In the same vein, if you were the National Press Club and you were asked to identify the AON Newsmaker of the Year, you could be excused for choosing the rhino over Marikana, the ANC’s Mangaung conference, or the Limpopo textbook saga. 

Particularly if your newsmaker award was sponsored by insurance giant AON, best known globally for:

The $190-million settlement reached with the US government in 2005 after New York attorney-general Eliot Spitzer found rampant conflicts of interest in how AON paid commissions to agents.

The 5-million sterling fine imposed by the British Financial Services Authority in 2009 for AON’s “inadequate bribery and corruption controls”.

The $16-million penalty paid in December 2011 to the US Securities and Exchange Commission and the US Department of Justice for violations of the US Foreign Corrupt Practices Act. 

There’s also the not-quite-tangential matter of AON being South Africa’s only provider of insurance cover for rhino farmers. That’s right: your recently-awarded news-making rhino can get insurance cover from AON, thanks to its “Rhino Insurance” product, pitched to long-suffering rhino farmers as “an innovative insurance solution for an out-of-control problem”. For a small fee (and the de-horning of your rhinos) you can get a healthy payout every time someone snatches one of your herd to use your horns to make others horny.

Such economic opportunism is not too far removed from the NPC’s own mission statement, which outlines the NPC’s raison d’etre as follows: “To survive in an increasingly competitive international environment, being globally aware and locally relevant makes good business sense.”

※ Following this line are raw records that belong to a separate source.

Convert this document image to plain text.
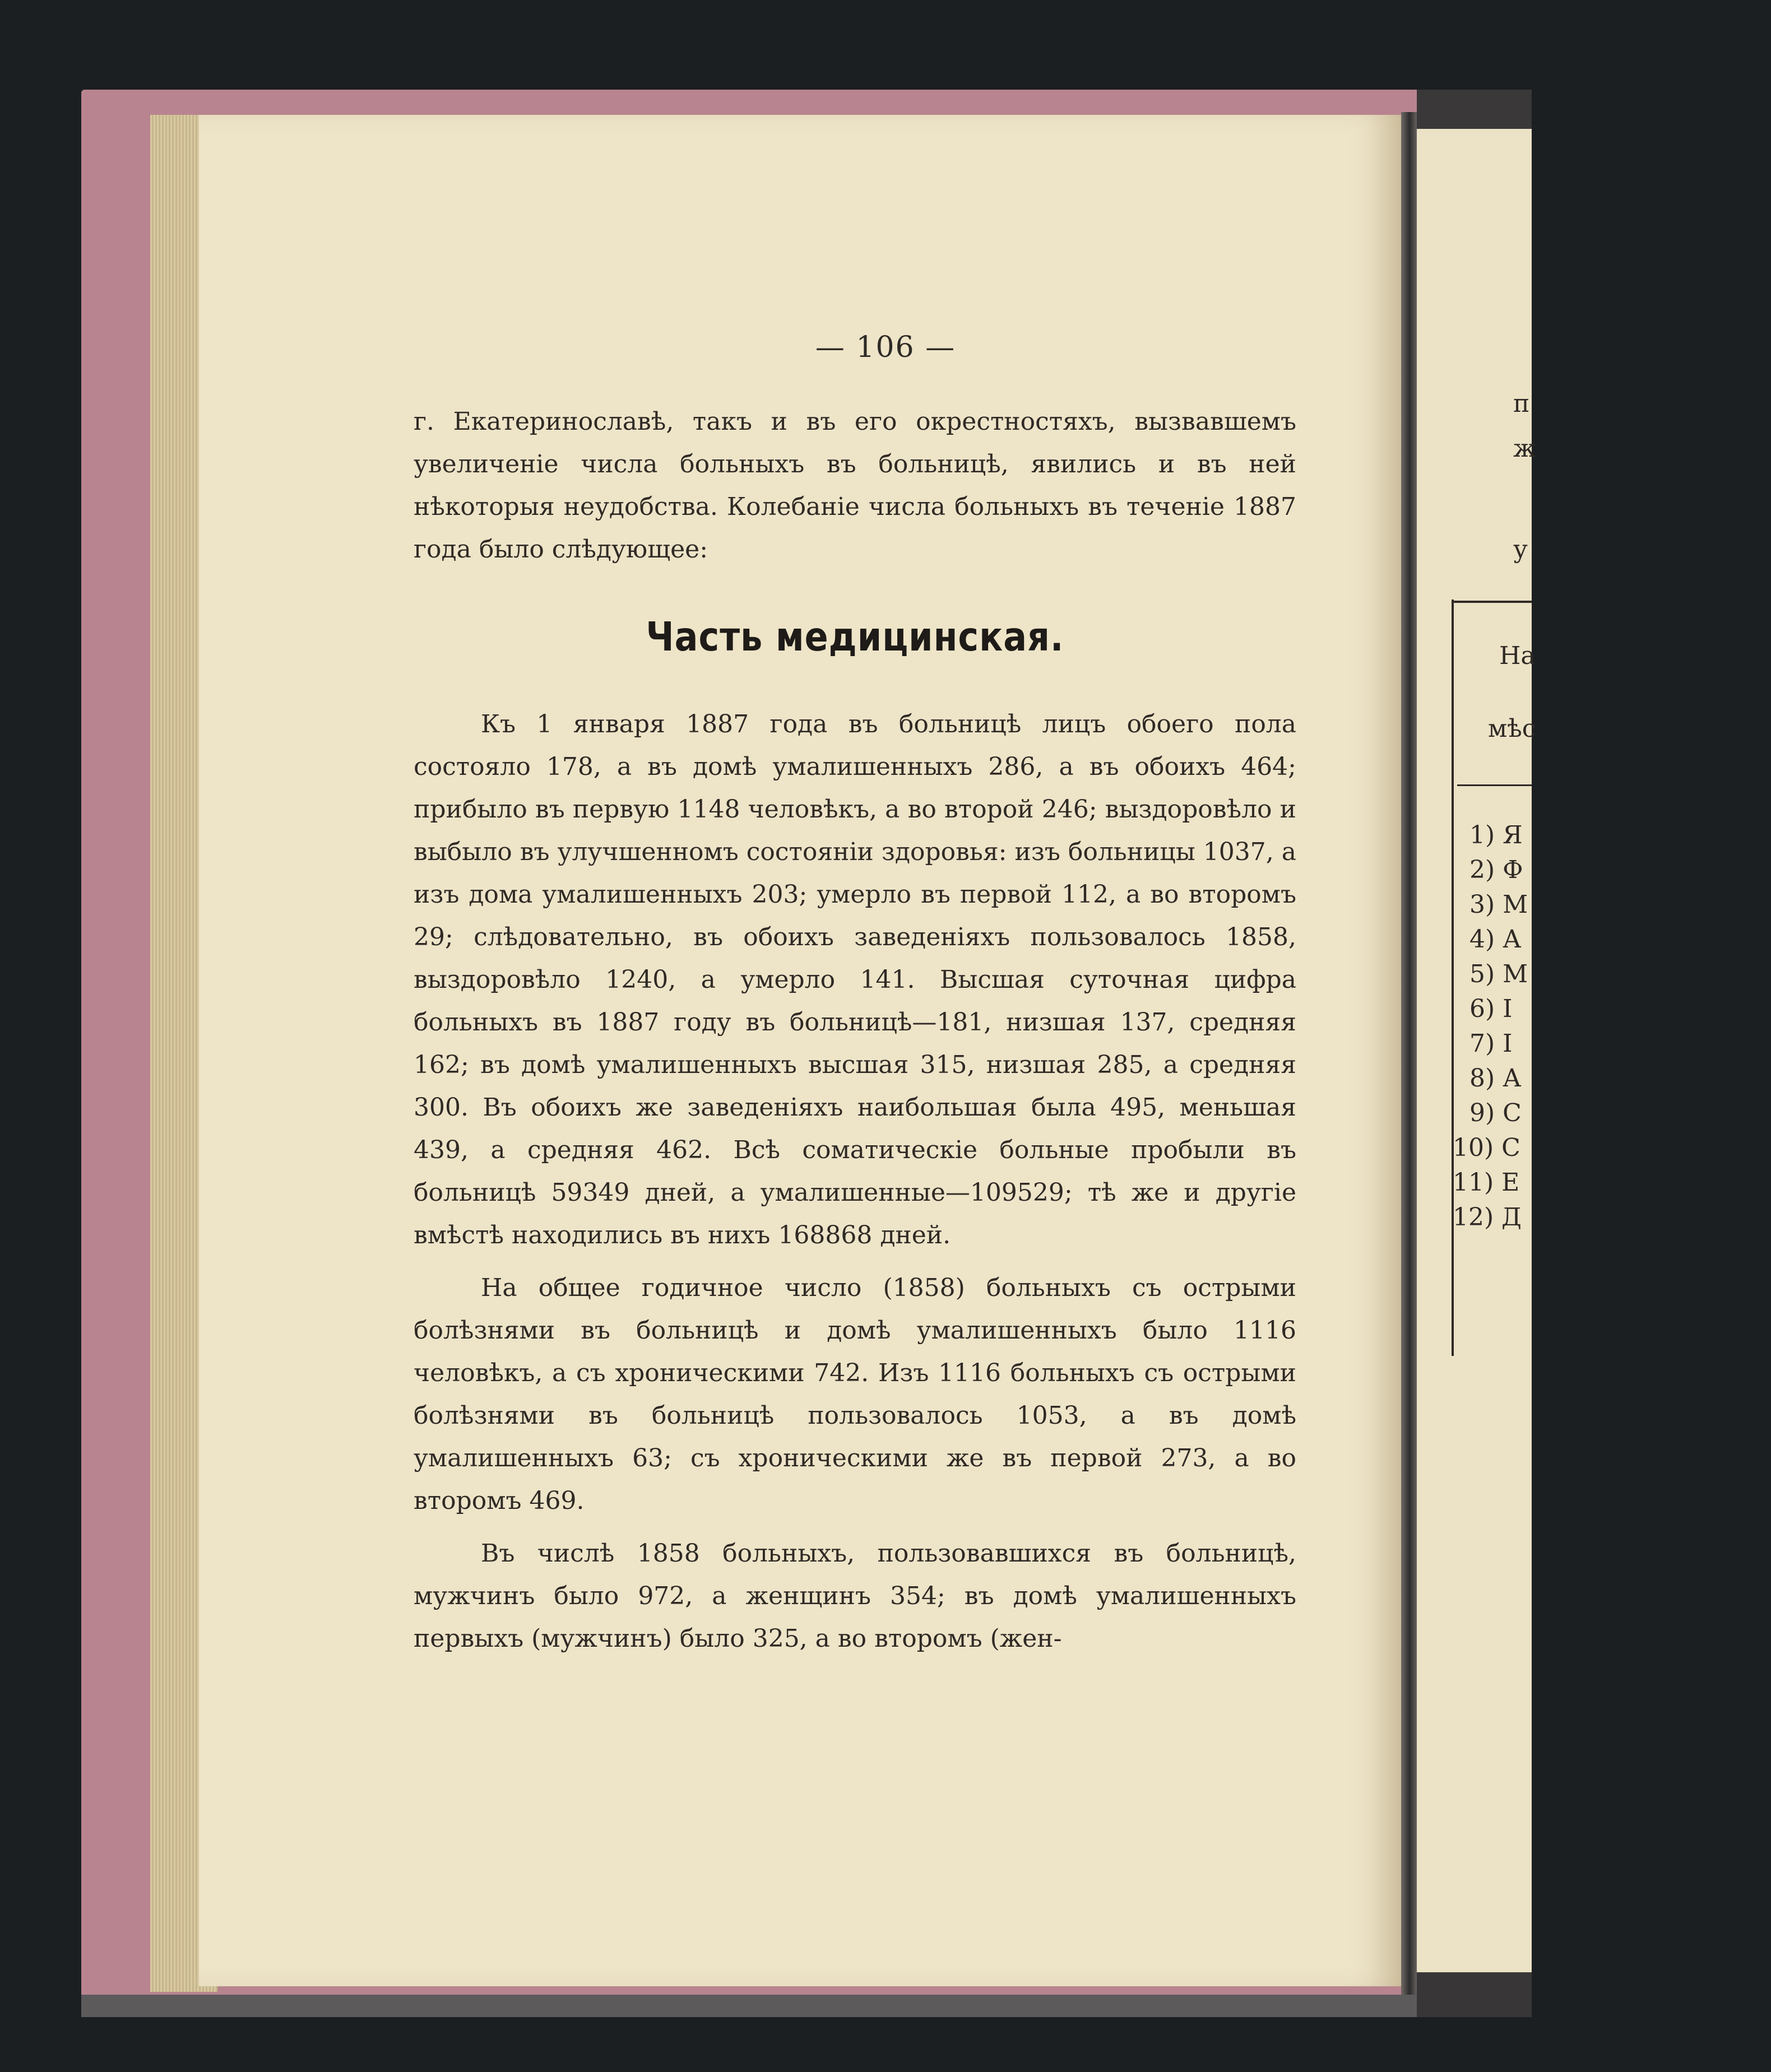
— 106 —

г. Екатеринославѣ, такъ и въ его окрестностяхъ, вызвавшемъ увеличеніе числа больныхъ въ больницѣ, явились и въ ней нѣкоторыя неудобства. Колебаніе числа больныхъ въ теченіе 1887 года было слѣдующее:

Часть медицинская.

Къ 1 января 1887 года въ больницѣ лицъ обоего пола состояло 178, а въ домѣ умалишенныхъ 286, а въ обоихъ 464; прибыло въ первую 1148 человѣкъ, а во второй 246; выздоровѣло и выбыло въ улучшенномъ состояніи здоровья: изъ больницы 1037, а изъ дома умалишенныхъ 203; умерло въ первой 112, а во второмъ 29; слѣдовательно, въ обоихъ заведеніяхъ пользовалось 1858, выздоровѣло 1240, а умерло 141. Высшая суточная цифра больныхъ въ 1887 году въ больницѣ—181, низшая 137, средняя 162; въ домѣ умалишенныхъ высшая 315, низшая 285, а средняя 300. Въ обоихъ же заведеніяхъ наибольшая была 495, меньшая 439, а средняя 462. Всѣ соматическіе больные пробыли въ больницѣ 59349 дней, а умалишенные—109529; тѣ же и другіе вмѣстѣ находились въ нихъ 168868 дней.

На общее годичное число (1858) больныхъ съ острыми болѣзнями въ больницѣ и домѣ умалишенныхъ было 1116 человѣкъ, а съ хроническими 742. Изъ 1116 больныхъ съ острыми болѣзнями въ больницѣ пользовалось 1053, а въ домѣ умалишенныхъ 63; съ хроническими же въ первой 273, а во второмъ 469.

Въ числѣ 1858 больныхъ, пользовавшихся въ больницѣ, мужчинъ было 972, а женщинъ 354; въ домѣ умалишенныхъ первыхъ (мужчинъ) было 325, а во второмъ (жен-

п
ж
у
На
мѣс
1) Я
2) Ф
3) М
4) А
5) М
6) І
7) І
8) А
9) С
10) С
11) Е
12) Д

“Good business sense”? From a Press Club?

The National Press Club shows no integrity in the constitution of its membership, its public statements on behalf of the media, or its handling of conflicts of interests. 

It makes a perfect bed-fellow for one of the world’s most corrupt corporate citizens. And its decision to make one of its sponsors’ key South African products the South African newsmaker of the year shouldn’t come as a surprise to anyone. 

Save the rhino? Someone needs to save the National Press Club. DM

Chris Vick runs Black, a communications consultancy. He wouldn’t touch AON – or the National Press Club – with a barge-pole.